BGP - multipath in a DMVPN environment

When deploying BGP multipath in a DMVPN environment, the behavior of the ECMP may be somewhat different than expected. This is because of the way that BGP interacts with NHRP.

In a DMVPN topology, and particularly in one with multiple hubs (dual hub dual cloud or dual hub single cloud), you may find that BGP multipath is achievable on some spokes but not on others. This may be due to several reasons:

  • Differing BGP attributes - Multipath will only work if the weight, local preference, AS path, origin type, MED, and IGP metric are the same.
  • The configuration of maximum-paths - If maximum-paths is not configured or is set to a value less than the number of paths available, then only one path will be chosen as the best path.
  • Consider how NHRP is interacting with BGP multipath:
    • If NHRP shortcuts (spoke-to-spoke tunnels) are not correctly established, traffic might be forced to take a less optimal path via the hub(s), impacting the effectiveness of BGP multipath.
    • Next Hop Resolution - BGP relies on correct next-hop information for routing decisions.
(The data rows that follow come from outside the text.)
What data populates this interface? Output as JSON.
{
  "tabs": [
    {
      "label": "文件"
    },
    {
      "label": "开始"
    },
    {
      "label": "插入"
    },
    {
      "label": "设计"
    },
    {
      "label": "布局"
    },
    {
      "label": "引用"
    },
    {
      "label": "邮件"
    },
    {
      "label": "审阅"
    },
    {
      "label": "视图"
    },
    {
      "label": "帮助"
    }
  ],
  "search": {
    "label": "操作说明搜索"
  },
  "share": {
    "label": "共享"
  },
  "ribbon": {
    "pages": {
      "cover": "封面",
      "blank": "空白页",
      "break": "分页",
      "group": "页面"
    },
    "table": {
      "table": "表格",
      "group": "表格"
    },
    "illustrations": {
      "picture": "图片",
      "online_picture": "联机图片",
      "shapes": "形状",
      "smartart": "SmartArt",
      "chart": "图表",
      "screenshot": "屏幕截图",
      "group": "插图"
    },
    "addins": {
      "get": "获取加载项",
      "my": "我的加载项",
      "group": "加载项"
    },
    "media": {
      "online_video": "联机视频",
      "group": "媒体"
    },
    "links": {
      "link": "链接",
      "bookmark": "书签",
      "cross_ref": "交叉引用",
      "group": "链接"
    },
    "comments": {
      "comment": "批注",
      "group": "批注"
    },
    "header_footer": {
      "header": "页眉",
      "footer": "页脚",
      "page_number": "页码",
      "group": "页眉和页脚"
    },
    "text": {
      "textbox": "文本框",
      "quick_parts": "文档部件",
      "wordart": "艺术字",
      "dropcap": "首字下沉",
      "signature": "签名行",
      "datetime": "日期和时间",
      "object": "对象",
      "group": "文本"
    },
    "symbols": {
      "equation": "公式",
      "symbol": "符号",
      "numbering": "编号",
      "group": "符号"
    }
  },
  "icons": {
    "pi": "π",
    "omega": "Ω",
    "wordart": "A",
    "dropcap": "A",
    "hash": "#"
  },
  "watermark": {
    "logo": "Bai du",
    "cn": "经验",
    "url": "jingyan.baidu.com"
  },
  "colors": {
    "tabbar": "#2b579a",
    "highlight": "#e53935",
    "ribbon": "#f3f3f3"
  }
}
If NHRP is not correctly resolving these next hops, especially in a setup with multiple hubs, BGP might not make the optimal path selections.
    • NHRP and BGP Synchronization - In a dynamic environment like DMVPN, the synchronization between NHRP and BGP is vital. Delays or mismatches in updates between these two can lead to routing inconsistencies.

Such a setup requires extra care to ensure that all configuration components are interacting predictably for an expected outcome.